Peki müşteriler açısından ne getirecek bu yeni Bankacılık? Dijital bankacılık lisansı alan kuruluşlar işletme maliyetleri geleneksel bankalara göre daha düşük olacağı için eğer bu maliyet avantajını tüketiciye yansıtırlarsa rekabet artacak ve tüketiciler mevcut duruma göre daha avantajlı hale gelebilecek. Aynı şekilde hane halkının bankacılık hizmetlerine erişimi çok daha kolay olacaktır.
Dijital Bankacılık Taslak Yönetmeliği ile birlikte yayımlanan Servis Modeli Bankacılığı da en az dijital bankacılık kadar heyecanlandırdı sektörü. Bir anlamda Açık Bankacılıkla ilk adımı atılan bu süreçte tüketiciler doğrudan Bankalarla temas kurmadan / Bankaya gitmeden ihtiyacın doğduğu anda finansal ürüne ulaşabilir hale gelecek.
Yakın gelecekte Yönetmelikler son halini alıp yürürlüğe girecektir kuşkusuz. Hep birlikte sektörde hem yeni oyuncular hem de yeni iş birliktelikleri göreceğiz, sürecin elbette kazananı kaybedeni olacak ama sonuçta tüketiciler açısından önemli avantajların / kazanımların olacağı muhakkak.
Aktif Bank dev bir finansal teknolojiler ekosistemi olarak hareket ederken farklı kurumlarla iş birlikleri ve ortaklıklara da çok açık bir banka. Aktif Bank iştiraki olarak siz de bu anlayışla hareket ederek çeşitli kuruluşlarla iş birlikleri yapıyorsunuz, var olanlar ve önümüzdeki dönem için planladığınız yeni iş birliklerinden bahsedebilir misiniz?

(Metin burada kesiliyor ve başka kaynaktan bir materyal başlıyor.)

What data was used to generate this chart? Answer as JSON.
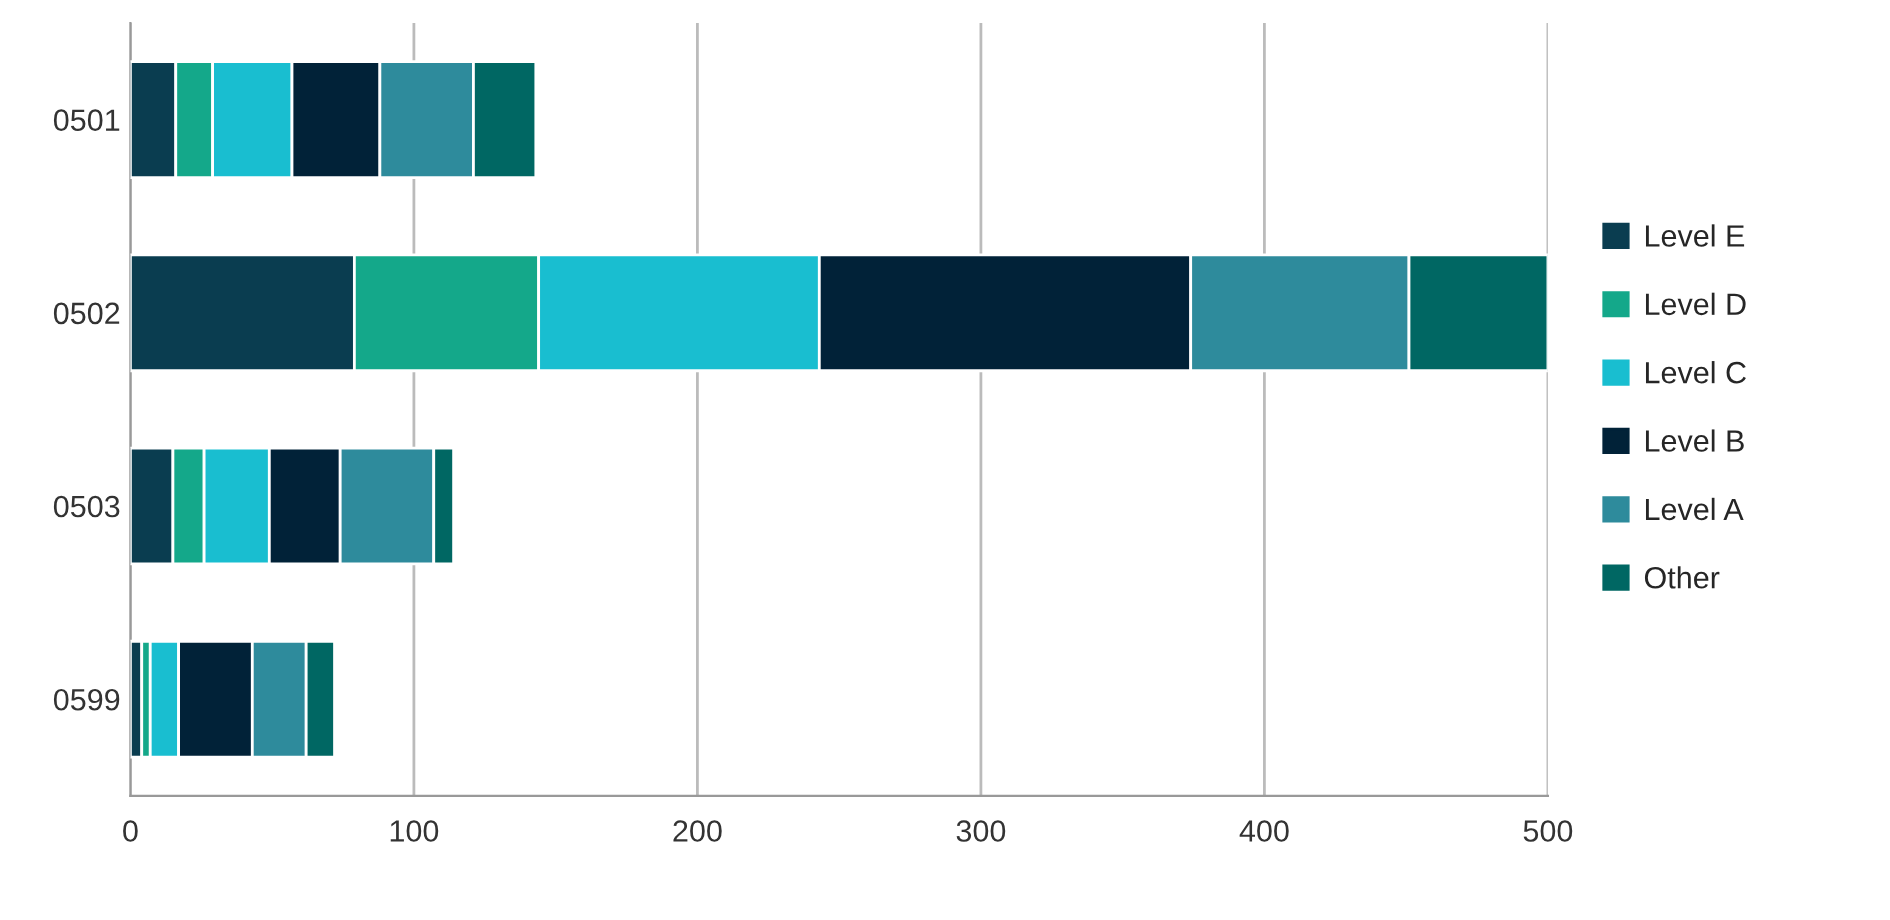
{
  "chart_data": {
    "type": "bar",
    "orientation": "horizontal",
    "stacked": true,
    "categories": [
      "0501",
      "0502",
      "0503",
      "0599"
    ],
    "series": [
      {
        "name": "Level E",
        "color": "#0a3d50",
        "values": [
          16,
          79,
          15,
          4
        ]
      },
      {
        "name": "Level D",
        "color": "#14a88a",
        "values": [
          13,
          65,
          11,
          3
        ]
      },
      {
        "name": "Level C",
        "color": "#19bed0",
        "values": [
          28,
          99,
          23,
          10
        ]
      },
      {
        "name": "Level B",
        "color": "#012238",
        "values": [
          31,
          131,
          25,
          26
        ]
      },
      {
        "name": "Level A",
        "color": "#2e8b9c",
        "values": [
          33,
          77,
          33,
          19
        ]
      },
      {
        "name": "Other",
        "color": "#006763",
        "values": [
          22,
          49,
          7,
          10
        ]
      }
    ],
    "xlim": [
      0,
      500
    ],
    "xticks": [
      0,
      100,
      200,
      300,
      400,
      500
    ],
    "grid": "x",
    "legend": "right"
  }
}
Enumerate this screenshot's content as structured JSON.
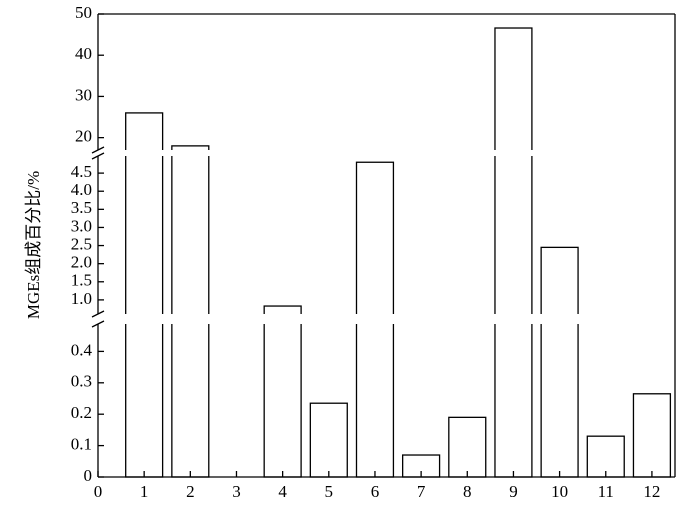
{
  "chart_data": {
    "type": "bar",
    "y_axis_label": "MGEs组成百分比/%",
    "x": [
      1,
      2,
      3,
      4,
      5,
      6,
      7,
      8,
      9,
      10,
      11,
      12
    ],
    "values": [
      26,
      18,
      0,
      0.83,
      0.235,
      4.8,
      0.07,
      0.19,
      46.6,
      2.45,
      0.13,
      0.265
    ],
    "color": "#ffffff",
    "xlim": [
      0,
      12.5
    ],
    "xticks": [
      0,
      1,
      2,
      3,
      4,
      5,
      6,
      7,
      8,
      9,
      10,
      11,
      12
    ],
    "y_segments": [
      {
        "ylim": [
          0,
          0.5
        ],
        "yticks": [
          0,
          0.1,
          0.2,
          0.3,
          0.4
        ]
      },
      {
        "ylim": [
          0.5,
          5
        ],
        "yticks": [
          {
            "value": 1,
            "label": "1.0"
          },
          1.5,
          {
            "value": 2,
            "label": "2.0"
          },
          2.5,
          {
            "value": 3,
            "label": "3.0"
          },
          3.5,
          {
            "value": 4,
            "label": "4.0"
          },
          4.5
        ]
      },
      {
        "ylim": [
          17,
          50
        ],
        "yticks": [
          20,
          30,
          40,
          50
        ]
      }
    ]
  }
}
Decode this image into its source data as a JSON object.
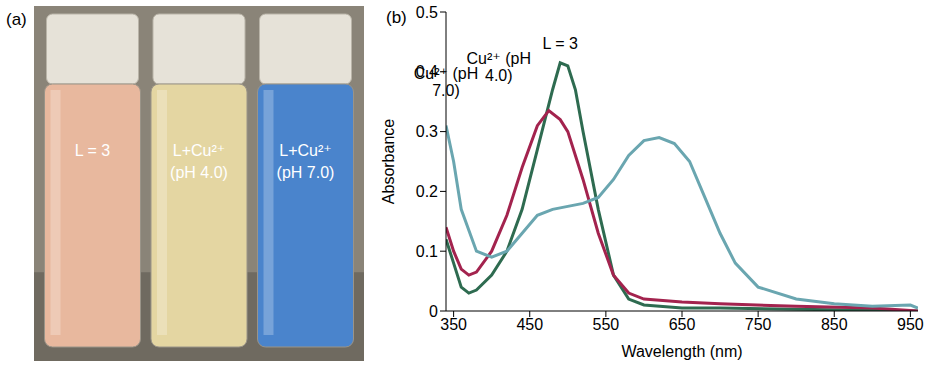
{
  "panel_a": {
    "letter": "(a)",
    "vials": [
      {
        "label": "L = 3",
        "color": "#e8b89e"
      },
      {
        "label": "L+Cu²⁺ (pH 4.0)",
        "color": "#e4d6a2"
      },
      {
        "label": "L+Cu²⁺ (pH 7.0)",
        "color": "#4a84cc"
      }
    ]
  },
  "panel_b_letter": "(b)",
  "chart_data": {
    "type": "line",
    "x_label": "Wavelength (nm)",
    "y_label": "Absorbance",
    "xlim": [
      340,
      960
    ],
    "xticks": [
      350,
      450,
      550,
      650,
      750,
      850,
      950
    ],
    "ylim": [
      0,
      0.5
    ],
    "yticks": [
      0,
      0.1,
      0.2,
      0.3,
      0.4,
      0.5
    ],
    "grid": false,
    "series": [
      {
        "name": "L = 3",
        "color": "#2e6b50",
        "x": [
          340,
          350,
          360,
          370,
          380,
          400,
          420,
          440,
          460,
          480,
          490,
          500,
          510,
          520,
          540,
          560,
          580,
          600,
          650,
          700,
          800,
          960
        ],
        "values": [
          0.12,
          0.08,
          0.04,
          0.03,
          0.035,
          0.06,
          0.1,
          0.17,
          0.27,
          0.37,
          0.415,
          0.41,
          0.37,
          0.3,
          0.17,
          0.06,
          0.02,
          0.01,
          0.005,
          0.005,
          0.003,
          0
        ]
      },
      {
        "name": "Cu²⁺ (pH 4.0)",
        "color": "#a3234e",
        "x": [
          340,
          350,
          360,
          370,
          380,
          400,
          420,
          440,
          460,
          475,
          490,
          500,
          520,
          540,
          560,
          580,
          600,
          650,
          700,
          800,
          900,
          960
        ],
        "values": [
          0.14,
          0.1,
          0.07,
          0.06,
          0.065,
          0.1,
          0.16,
          0.24,
          0.31,
          0.335,
          0.32,
          0.3,
          0.22,
          0.13,
          0.06,
          0.03,
          0.02,
          0.015,
          0.012,
          0.008,
          0.005,
          0
        ]
      },
      {
        "name": "Cu²⁺ (pH 7.0)",
        "color": "#6aa6b0",
        "x": [
          340,
          350,
          360,
          380,
          400,
          420,
          440,
          460,
          480,
          500,
          520,
          540,
          560,
          580,
          600,
          620,
          640,
          660,
          680,
          700,
          720,
          750,
          800,
          850,
          900,
          950,
          960
        ],
        "values": [
          0.31,
          0.25,
          0.17,
          0.1,
          0.09,
          0.1,
          0.13,
          0.16,
          0.17,
          0.175,
          0.18,
          0.19,
          0.22,
          0.26,
          0.285,
          0.29,
          0.28,
          0.25,
          0.19,
          0.13,
          0.08,
          0.04,
          0.02,
          0.012,
          0.008,
          0.01,
          0.005
        ]
      }
    ]
  }
}
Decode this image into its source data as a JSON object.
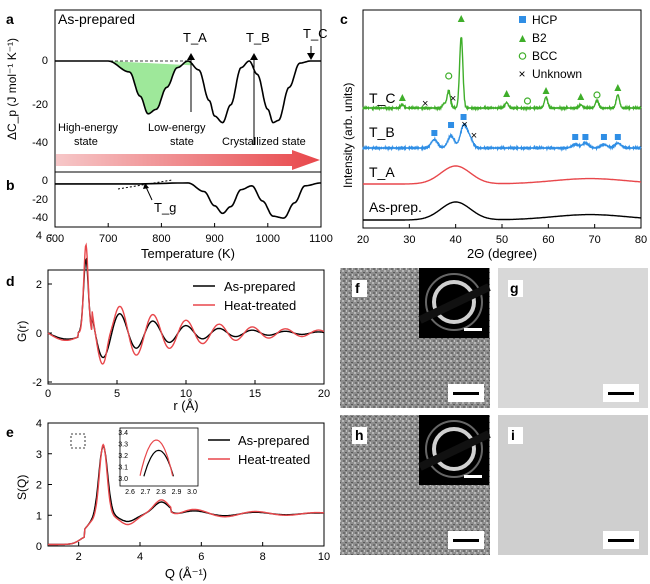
{
  "panels": {
    "a": {
      "letter": "a",
      "label": "As-prepared",
      "ylabel": "ΔC_p (J mol⁻¹ K⁻¹)",
      "yticks": [
        "0",
        "-20",
        "-40"
      ],
      "markers": [
        "T_A",
        "T_B",
        "T_C"
      ],
      "states": {
        "high_1": "High-energy",
        "high_2": "state",
        "low_1": "Low-energy",
        "low_2": "state",
        "cryst": "Crystallized state"
      }
    },
    "b": {
      "letter": "b",
      "yticks": [
        "0",
        "-20",
        "-40"
      ],
      "tg": "T_g"
    },
    "ab_x": {
      "xlabel": "Temperature (K)",
      "xticks": [
        "600",
        "700",
        "800",
        "900",
        "1000",
        "1100"
      ]
    },
    "c": {
      "letter": "c",
      "ylabel": "Intensity (arb. units)",
      "xlabel": "2Θ (degree)",
      "xticks": [
        "20",
        "30",
        "40",
        "50",
        "60",
        "70",
        "80"
      ],
      "curve_labels": [
        "T_C",
        "T_B",
        "T_A",
        "As-prep."
      ],
      "legend": [
        {
          "label": "HCP",
          "color": "#2f8ee5",
          "marker": "square"
        },
        {
          "label": "B2",
          "color": "#3fae2a",
          "marker": "triangle"
        },
        {
          "label": "BCC",
          "color": "#3fae2a",
          "marker": "circle-open"
        },
        {
          "label": "Unknown",
          "color": "#000000",
          "marker": "cross"
        }
      ]
    },
    "d": {
      "letter": "d",
      "ylabel": "G(r)",
      "xlabel": "r (Å)",
      "xticks": [
        "0",
        "5",
        "10",
        "15",
        "20"
      ],
      "yticks": [
        "4",
        "2",
        "0",
        "-2"
      ],
      "legend": [
        "As-prepared",
        "Heat-treated"
      ]
    },
    "e": {
      "letter": "e",
      "ylabel": "S(Q)",
      "xlabel": "Q (Å⁻¹)",
      "xticks": [
        "2",
        "4",
        "6",
        "8",
        "10"
      ],
      "yticks": [
        "0",
        "1",
        "2",
        "3",
        "4"
      ],
      "legend": [
        "As-prepared",
        "Heat-treated"
      ],
      "inset": {
        "xticks": [
          "2.6",
          "2.7",
          "2.8",
          "2.9",
          "3.0"
        ],
        "yticks": [
          "3.4",
          "3.3",
          "3.2",
          "3.1",
          "3.0"
        ]
      }
    },
    "tem": {
      "letters": [
        "f",
        "g",
        "h",
        "i"
      ]
    }
  },
  "colors": {
    "as_prepared": "#000000",
    "heat_treated": "#e8474b",
    "T_A": "#e8474b",
    "T_B": "#2f8ee5",
    "T_C": "#3fae2a",
    "peak_fill": "#9ee89a"
  },
  "chart_data": [
    {
      "type": "line",
      "panel": "a",
      "title": "As-prepared",
      "xlabel": "Temperature (K)",
      "ylabel": "ΔC_p (J mol⁻¹ K⁻¹)",
      "xlim": [
        600,
        1100
      ],
      "ylim": [
        -48,
        10
      ],
      "series": [
        {
          "values_x": [
            700,
            740,
            760,
            775,
            790,
            810,
            830,
            850,
            870,
            890,
            900,
            915,
            930,
            950,
            965,
            980,
            1000,
            1010,
            1020,
            1040,
            1060,
            1080
          ],
          "values_y": [
            0,
            -5,
            -16,
            -24,
            -22,
            -12,
            -3,
            0,
            -4,
            -18,
            -25,
            -28,
            -20,
            -3,
            0,
            -6,
            -22,
            -28,
            -27,
            -12,
            -1,
            0
          ]
        }
      ],
      "markers": {
        "T_A": 860,
        "T_B": 965,
        "T_C": 1080
      }
    },
    {
      "type": "line",
      "panel": "b",
      "xlabel": "Temperature (K)",
      "xlim": [
        600,
        1100
      ],
      "ylim": [
        -45,
        8
      ],
      "series": [
        {
          "values_x": [
            600,
            750,
            850,
            880,
            900,
            915,
            930,
            950,
            970,
            990,
            1010,
            1030,
            1050,
            1070,
            1100
          ],
          "values_y": [
            -2,
            -2,
            -1,
            -10,
            -25,
            -33,
            -26,
            -8,
            -4,
            -20,
            -36,
            -38,
            -22,
            -4,
            -1
          ]
        }
      ],
      "tg": 800
    },
    {
      "type": "line",
      "panel": "c",
      "xlabel": "2Θ (degree)",
      "ylabel": "Intensity (arb. units)",
      "xlim": [
        20,
        80
      ],
      "series": [
        {
          "name": "As-prep.",
          "peaks": [
            [
              40,
              1.0
            ],
            [
              69,
              0.3
            ]
          ]
        },
        {
          "name": "T_A",
          "peaks": [
            [
              40,
              1.0
            ],
            [
              69,
              0.3
            ]
          ]
        },
        {
          "name": "T_B",
          "peaks": [
            [
              35.4,
              0.7
            ],
            [
              39,
              1.0
            ],
            [
              41.7,
              1.8
            ],
            [
              43,
              0.8
            ],
            [
              65.8,
              0.3
            ],
            [
              68,
              0.4
            ],
            [
              72,
              0.3
            ],
            [
              75,
              0.4
            ]
          ]
        },
        {
          "name": "T_C",
          "peaks": [
            [
              28.5,
              0.3
            ],
            [
              37.5,
              0.4
            ],
            [
              38.5,
              1.6
            ],
            [
              41.2,
              6.5
            ],
            [
              51,
              0.5
            ],
            [
              59.5,
              1.0
            ],
            [
              67,
              0.3
            ],
            [
              70.5,
              0.7
            ],
            [
              75,
              1.2
            ]
          ]
        }
      ]
    },
    {
      "type": "line",
      "panel": "d",
      "xlabel": "r (Å)",
      "ylabel": "G(r)",
      "xlim": [
        0,
        20
      ],
      "ylim": [
        -2.8,
        4
      ],
      "series": [
        {
          "name": "As-prepared",
          "max": 3.0
        },
        {
          "name": "Heat-treated",
          "max": 3.6
        }
      ]
    },
    {
      "type": "line",
      "panel": "e",
      "xlabel": "Q (Å⁻¹)",
      "ylabel": "S(Q)",
      "xlim": [
        1,
        10
      ],
      "ylim": [
        0,
        4
      ],
      "series": [
        {
          "name": "As-prepared",
          "peak": [
            2.8,
            3.25
          ]
        },
        {
          "name": "Heat-treated",
          "peak": [
            2.78,
            3.3
          ]
        }
      ]
    }
  ]
}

Hem nkolay hem de UPT gibi yerli ilk para transferi firmalarıyla sektöre öncülük etmiş bir Banka Aktif Bank ve iş yapma kültürü neredeyse tamamen iş ortaklıklarına iş birlikteliklerine dayalı. Gördüğüm kadarıyla genlerine işlemiş grubumuzun. Çünkü nkolay da tüm iş yapış şeklini iş birliklerine dayandırmış durumda.
Sahadaki tüm faaliyetlerimizi tamemen frenchise modelle yürütüyoruz, paydaş ekonominin güzel örneklerinden biri, bu şekilde 600 aile kendi işini kurdu, binlerce esnaf da mevcut işine ek gelir elde edecek bir imkâna sahip oldu.
Diğer taraftan, 15 yıllık süreçte edindiğimiz bilgi birikimini, kurum anlaşmalarını ve ürünlerimizi rakiplerimiz dahil olmak üzere 3.partilerle paylaşarak büyüyoruz. TR’nin en büyük perakende marketlerinden biriyle gerçekleştirdiğimiz iş ortaklığı sayesinde ülke geneline yayılmış 8 bin üzerinde markette nkolay uygulaması ile müşterilere birçok finansal hizmet veriliyor, keza 3 GSM operatörünün de e-para şirketleri ile güzel iş birlikleri devam ediyor, dış hizmet sağlayıcı olarak sektör oyuncularına API ve WEB servisler aracılığıyla hizmet verirken, 6 farklı Banka ile mevcut entegrasyonlar üzerinden müşterilerimize hizmet sunuyoruz. Önümüzdeki süreçte, hem Açık Bankacılığın, hem Servis Modeli Bankacılığın hem de Dijital Bankacılık Lisansının devreye girmesiyle birçok finansal kuruluşla yeni iş birliklerine devam edeceğiz.